Os alojamentos não tinham água potável, chuveiro, lavatório, nem depósito de lixo. Os homens faziam as necessidades na mata, e um deles relatou que vira diversos trabalhadores adoecerem sem receber qualquer tratamento, apoio humanitário ou transporte para posto de saúde da região.

“Ao chegar ao alojamento e frente de trabalho ‘Ferraz’, a equipe da Fiscalização deparou-se com o trabalhador E. A. M. sofrendo seguidas convulsões decorrentes de epilepsia, sem que recebesse qualquer socorro por parte da All. A auditora fiscal do Trabalho Teresinha Aparecida Dias Ramos, médica do Trabalho e socorrista, integrante da equipe, prestou atendimento de emergência ao trabalhador”, relatou o procurador do Trabalho João Filipe Moreira Lacerda Sabino, representante do MPT-SP na ação civil. O funcionário em questão foi levado pela equipe de resgate a um hospital no Grajaú, em São Paulo, onde ficou internado por 6 dias.

Responsabilização

Os homens resgatados trabalhavam na conservação de linhas férreas exploradas e mantidas pela All América Latina, concessionária de serviço público. Em defesa própria, a All alegou que as irregularidades encontradas são incomuns e de responsabilidade somente da Prumo Engenharia, empresa terceirizada pela All que aliciara os trabalhadores na Bahia e em São Paulo.
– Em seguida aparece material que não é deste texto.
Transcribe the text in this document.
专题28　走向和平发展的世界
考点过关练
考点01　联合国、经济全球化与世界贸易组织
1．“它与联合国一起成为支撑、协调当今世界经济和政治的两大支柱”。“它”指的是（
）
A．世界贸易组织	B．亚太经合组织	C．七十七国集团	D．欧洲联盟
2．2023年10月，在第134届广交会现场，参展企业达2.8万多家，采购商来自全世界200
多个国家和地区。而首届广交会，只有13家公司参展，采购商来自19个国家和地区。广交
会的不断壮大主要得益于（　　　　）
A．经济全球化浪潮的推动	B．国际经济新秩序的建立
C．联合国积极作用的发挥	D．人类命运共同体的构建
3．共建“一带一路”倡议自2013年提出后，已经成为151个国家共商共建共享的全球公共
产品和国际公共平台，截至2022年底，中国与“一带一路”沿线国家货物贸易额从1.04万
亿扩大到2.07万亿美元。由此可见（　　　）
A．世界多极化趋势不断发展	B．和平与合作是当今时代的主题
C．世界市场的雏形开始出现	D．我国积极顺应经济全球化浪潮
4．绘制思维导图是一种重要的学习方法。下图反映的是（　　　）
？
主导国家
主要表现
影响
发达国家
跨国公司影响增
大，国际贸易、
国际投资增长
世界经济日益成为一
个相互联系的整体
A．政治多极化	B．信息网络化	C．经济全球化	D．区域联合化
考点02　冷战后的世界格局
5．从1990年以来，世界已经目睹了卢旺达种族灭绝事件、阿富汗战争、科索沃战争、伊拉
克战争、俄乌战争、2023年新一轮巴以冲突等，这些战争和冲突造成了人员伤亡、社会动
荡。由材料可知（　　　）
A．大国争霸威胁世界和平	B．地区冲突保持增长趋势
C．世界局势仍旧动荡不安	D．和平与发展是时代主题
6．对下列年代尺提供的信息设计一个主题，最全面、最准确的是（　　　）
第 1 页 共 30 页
Entretanto, a decisão reconheceu expressamente a responsabilidade da All América por sua cadeia produtiva, enfatizando que a companhia tem o dever de fiscalizar o cumprimento da legislação por suas terceirizadas.

Os depoimentos dos trabalhadores revelaram também que a Prumo retinha as Carteiras de Trabalho e Previdência Social (CTPS) de trabalhadores quando eram admitidos. As carteiras foram encontradas e apreendidas pelos fiscais do Trabalho no alojamento situado na área urbana de Embu-Guaçu, em posse de Elder Gustavo Bruno, funcionário da Prumo.

Na decisão judicial, a juíza do Trabalho Maria José Bighetti Ordoño Rebello determinou, além da multa de R$ 15 milhões por dano moral coletivo, o cumprimento de 40 obrigações de fazer e não fazer, para que a All regularize a situação trabalhista de todos os empregados, terceirizados ou não, corrija os locais de trabalho de acordo com as normas de segurança e higiene vigentes, e que forneça meios de transporte, equipamento e alimentação adequados.  Caso a empresa não cumpra as obrigações, terá de pagar R$ 100 mil reais por trabalhador prejudicado. A empresa é também obrigada a fiscalizar toda a sua cadeia de prestação de serviços em busca de irregularidades trabalhistas, sob pena de multa de 100 mil reais. Todos os valores são revertidos ao Fundo de Amparo ao Trabalhador (FAT).

Informações são da Assessoria de Comunicação Social do Ministério Público do Trabalho da 2ª Região.